L'histoire Naturelle (link in French), the 44-volume magnum opus by Georges-Louis Leclerc, the Comte de Buffon, laid the foundations for encyclopedic natural history, and previsaged some later evolutionary ideas, such as common descent and the concept of the Bauplan. This year was his tercentennial, but unfortunately also that of his rival Linnaeus, whose status as the 'father of taxonomy' was widely celebrated although little of his science remains correct or relevant to us today.
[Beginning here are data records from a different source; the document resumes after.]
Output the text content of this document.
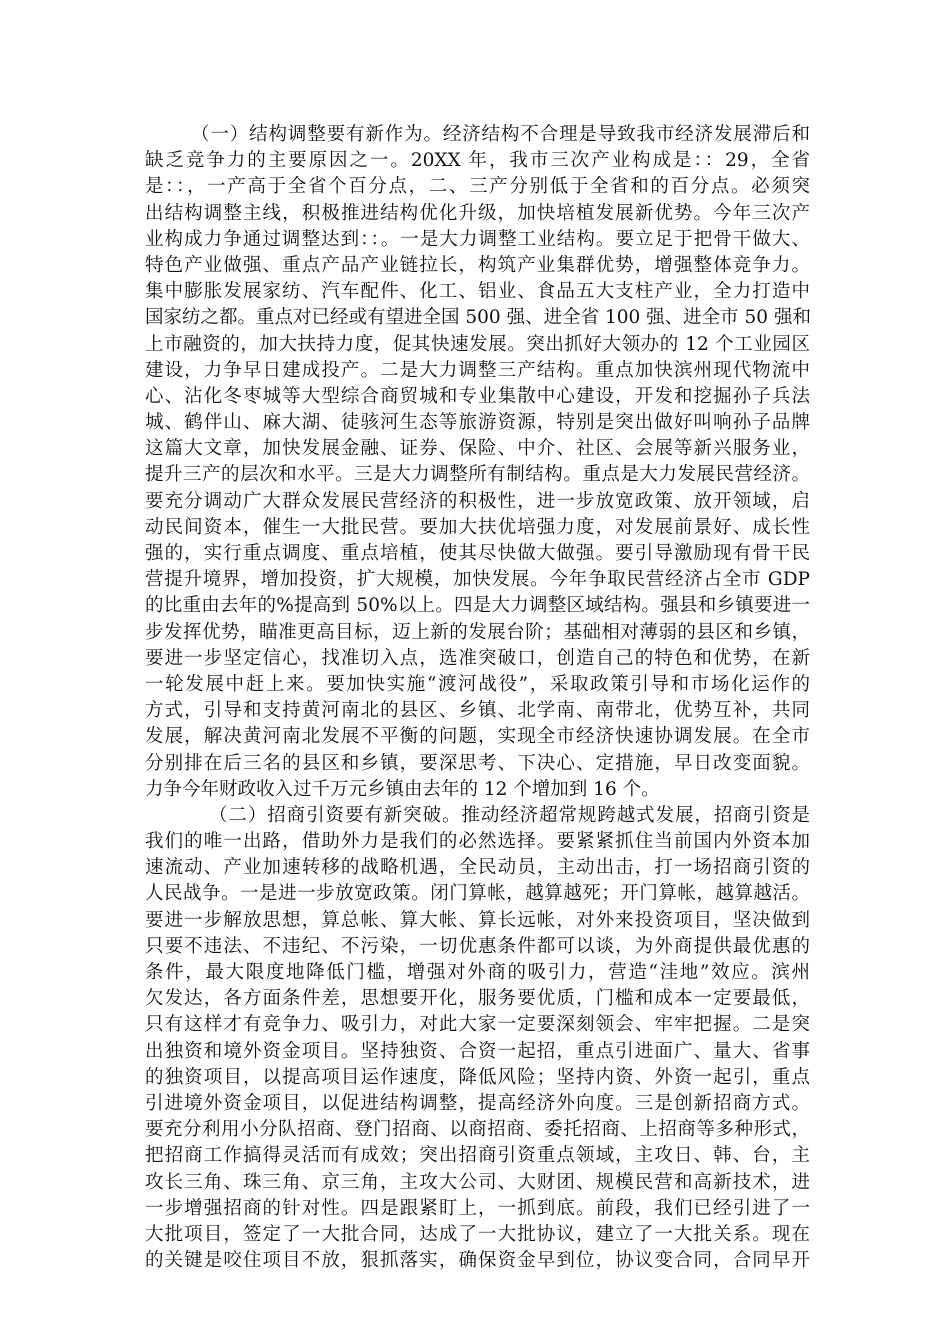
（一）结构调整要有新作为。经济结构不合理是导致我市经济发展滞后和
缺乏竞争力的主要原因之一。20XX 年，我市三次产业构成是：：29，全省
是：：，一产高于全省个百分点，二、三产分别低于全省和的百分点。必须突
出结构调整主线，积极推进结构优化升级，加快培植发展新优势。今年三次产
业构成力争通过调整达到：：。一是大力调整工业结构。要立足于把骨干做大、
特色产业做强、重点产品产业链拉长，构筑产业集群优势，增强整体竞争力。
集中膨胀发展家纺、汽车配件、化工、铝业、食品五大支柱产业，全力打造中
国家纺之都。重点对已经或有望进全国 500 强、进全省 100 强、进全市 50 强和
上市融资的，加大扶持力度，促其快速发展。突出抓好大领办的 12 个工业园区
建设，力争早日建成投产。二是大力调整三产结构。重点加快滨州现代物流中
心、沾化冬枣城等大型综合商贸城和专业集散中心建设，开发和挖掘孙子兵法
城、鹤伴山、麻大湖、徒骇河生态等旅游资源，特别是突出做好叫响孙子品牌
这篇大文章，加快发展金融、证券、保险、中介、社区、会展等新兴服务业，
提升三产的层次和水平。三是大力调整所有制结构。重点是大力发展民营经济。
要充分调动广大群众发展民营经济的积极性，进一步放宽政策、放开领域，启
动民间资本，催生一大批民营。要加大扶优培强力度，对发展前景好、成长性
强的，实行重点调度、重点培植，使其尽快做大做强。要引导激励现有骨干民
营提升境界，增加投资，扩大规模，加快发展。今年争取民营经济占全市 GDP
的比重由去年的%提高到 50%以上。四是大力调整区域结构。强县和乡镇要进一
步发挥优势，瞄准更高目标，迈上新的发展台阶；基础相对薄弱的县区和乡镇，
要进一步坚定信心，找准切入点，选准突破口，创造自己的特色和优势，在新
一轮发展中赶上来。要加快实施“渡河战役”，采取政策引导和市场化运作的
方式，引导和支持黄河南北的县区、乡镇、北学南、南带北，优势互补，共同
发展，解决黄河南北发展不平衡的问题，实现全市经济快速协调发展。在全市
分别排在后三名的县区和乡镇，要深思考、下决心、定措施，早日改变面貌。
力争今年财政收入过千万元乡镇由去年的 12 个增加到 16 个。
（二）招商引资要有新突破。推动经济超常规跨越式发展，招商引资是
我们的唯一出路，借助外力是我们的必然选择。要紧紧抓住当前国内外资本加
速流动、产业加速转移的战略机遇，全民动员，主动出击，打一场招商引资的
人民战争。一是进一步放宽政策。闭门算帐，越算越死；开门算帐，越算越活。
要进一步解放思想，算总帐、算大帐、算长远帐，对外来投资项目，坚决做到
只要不违法、不违纪、不污染，一切优惠条件都可以谈，为外商提供最优惠的
条件，最大限度地降低门槛，增强对外商的吸引力，营造“洼地”效应。滨州
欠发达，各方面条件差，思想要开化，服务要优质，门槛和成本一定要最低，
只有这样才有竞争力、吸引力，对此大家一定要深刻领会、牢牢把握。二是突
出独资和境外资金项目。坚持独资、合资一起招，重点引进面广、量大、省事
的独资项目，以提高项目运作速度，降低风险；坚持内资、外资一起引，重点
引进境外资金项目，以促进结构调整，提高经济外向度。三是创新招商方式。
要充分利用小分队招商、登门招商、以商招商、委托招商、上招商等多种形式，
把招商工作搞得灵活而有成效；突出招商引资重点领域，主攻日、韩、台，主
攻长三角、珠三角、京三角，主攻大公司、大财团、规模民营和高新技术，进
一步增强招商的针对性。四是跟紧盯上，一抓到底。前段，我们已经引进了一
大批项目，签定了一大批合同，达成了一大批协议，建立了一大批关系。现在
的关键是咬住项目不放，狠抓落实，确保资金早到位，协议变合同，合同早开
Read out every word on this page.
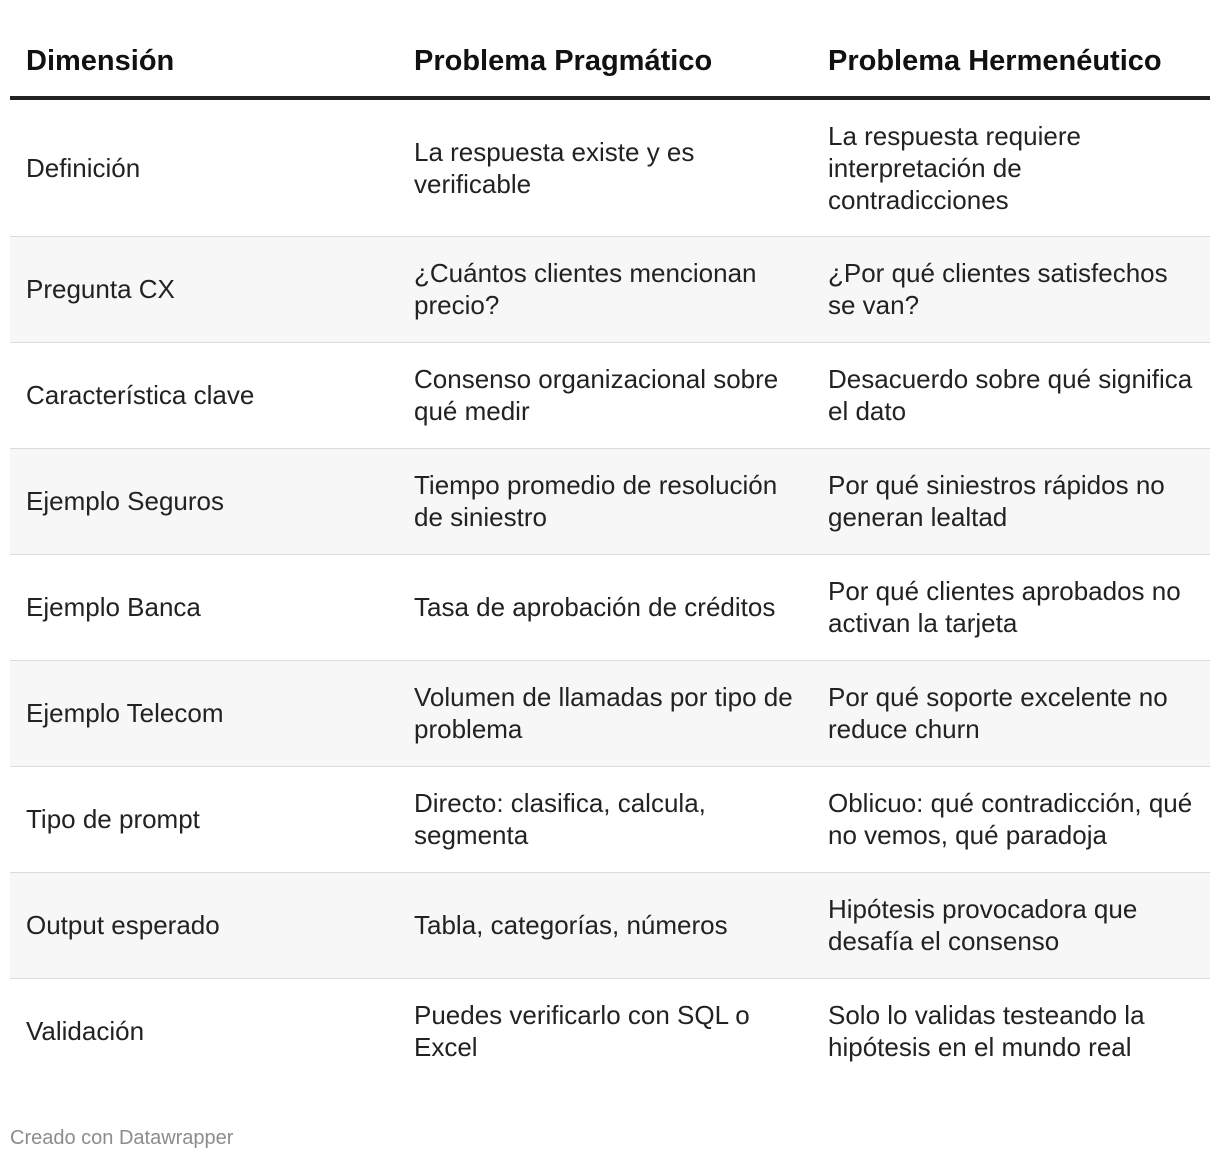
Dimensión	Problema Pragmático	Problema Hermenéutico
Definición	La respuesta existe y es verificable	La respuesta requiere interpretación de contradicciones
Pregunta CX	¿Cuántos clientes mencionan precio?	¿Por qué clientes satisfechos se van?
Característica clave	Consenso organizacional sobre qué medir	Desacuerdo sobre qué significa el dato
Ejemplo Seguros	Tiempo promedio de resolución de siniestro	Por qué siniestros rápidos no generan lealtad
Ejemplo Banca	Tasa de aprobación de créditos	Por qué clientes aprobados no activan la tarjeta
Ejemplo Telecom	Volumen de llamadas por tipo de problema	Por qué soporte excelente no reduce churn
Tipo de prompt	Directo: clasifica, calcula, segmenta	Oblicuo: qué contradicción, qué no vemos, qué paradoja
Output esperado	Tabla, categorías, números	Hipótesis provocadora que desafía el consenso
Validación	Puedes verificarlo con SQL o Excel	Solo lo validas testeando la hipótesis en el mundo real
Creado con Datawrapper
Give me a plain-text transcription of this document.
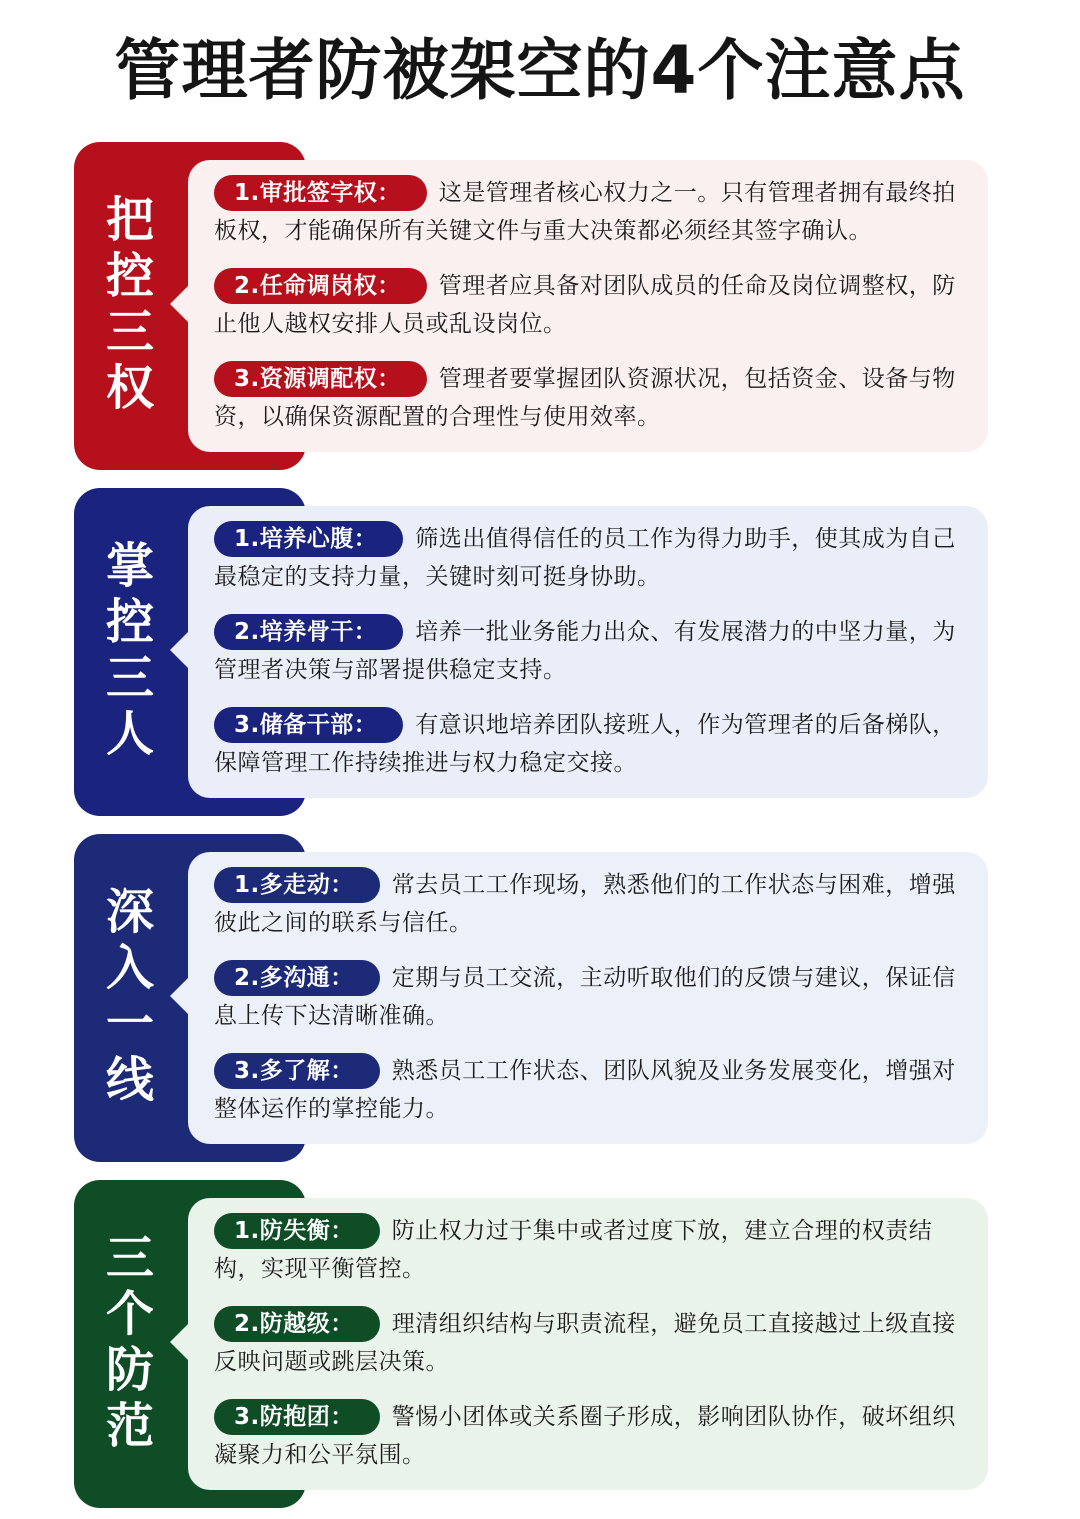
管理者防被架空的4个注意点
把控三权
1.审批签字权： 这是管理者核心权力之一。只有管理者拥有最终拍板权，才能确保所有关键文件与重大决策都必须经其签字确认。
2.任命调岗权： 管理者应具备对团队成员的任命及岗位调整权，防止他人越权安排人员或乱设岗位。
3.资源调配权： 管理者要掌握团队资源状况，包括资金、设备与物资，以确保资源配置的合理性与使用效率。
掌控三人
1.培养心腹： 筛选出值得信任的员工作为得力助手，使其成为自己最稳定的支持力量，关键时刻可挺身协助。
2.培养骨干： 培养一批业务能力出众、有发展潜力的中坚力量，为管理者决策与部署提供稳定支持。
3.储备干部： 有意识地培养团队接班人，作为管理者的后备梯队，保障管理工作持续推进与权力稳定交接。
深入一线
1.多走动： 常去员工工作现场，熟悉他们的工作状态与困难，增强彼此之间的联系与信任。
2.多沟通： 定期与员工交流，主动听取他们的反馈与建议，保证信息上传下达清晰准确。
3.多了解： 熟悉员工工作状态、团队风貌及业务发展变化，增强对整体运作的掌控能力。
三个防范
1.防失衡： 防止权力过于集中或者过度下放，建立合理的权责结构，实现平衡管控。
2.防越级： 理清组织结构与职责流程，避免员工直接越过上级直接反映问题或跳层决策。
3.防抱团： 警惕小团体或关系圈子形成，影响团队协作，破坏组织凝聚力和公平氛围。
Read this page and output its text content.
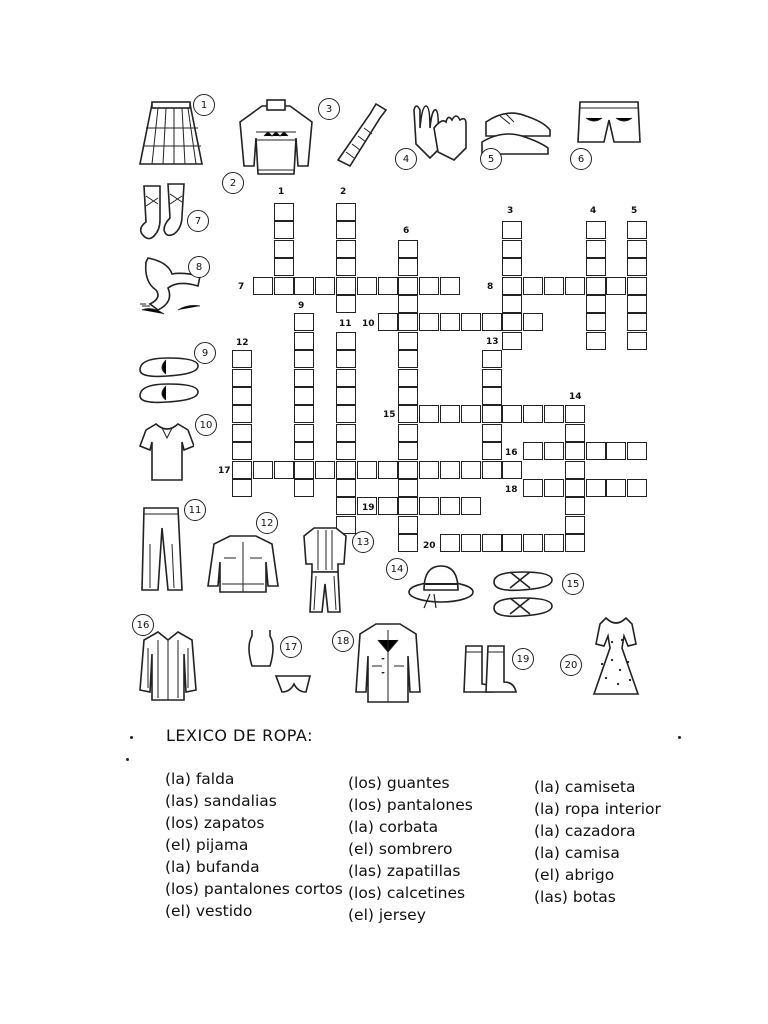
1	2
3	4	5
6
7	8
9
10
11
12	13
14
15
16
17
18
19
20
1
2
3
4	5	6
7
8
9
10
11
12
13
14
15
16
17
18
19
20
LEXICO DE ROPA:
(la) falda
(las) sandalias
(los) zapatos
(el) pijama
(la) bufanda
(los) pantalones cortos
(el) vestido
(los) guantes
(los) pantalones
(la) corbata
(el) sombrero
(las) zapatillas
(los) calcetines
(el) jersey
(la) camiseta
(la) ropa interior
(la) cazadora
(la) camisa
(el) abrigo
(las) botas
The same can be said of the Comte de Buffon, that "his ideas were essential in their day for the advancement of science, but consigned thereafter to oblivion." The Linnaean system, as set forth in the Systema Naturae and other books, is flawed and artificial, grouping say mosses and figs together in the class 'Cryptogamae' (hidden sexual organs), but it was too seductively simple and convenient to be resisted, especially in the great flowering of European exploration that followed in the 18th and 19th centuries which brought back hundreds and thousands of unknown species that needed to be classified in the great scheme of nature. It was this same simplicity and artificiality that Buffon correctly criticised, but the irony is that for all his mistakes and mundanity, Linnaeus is the one whom we remember today. It would be worth our while to pay him at least some fraction of the attention which we have showered on Linnaeus during this anniversary year.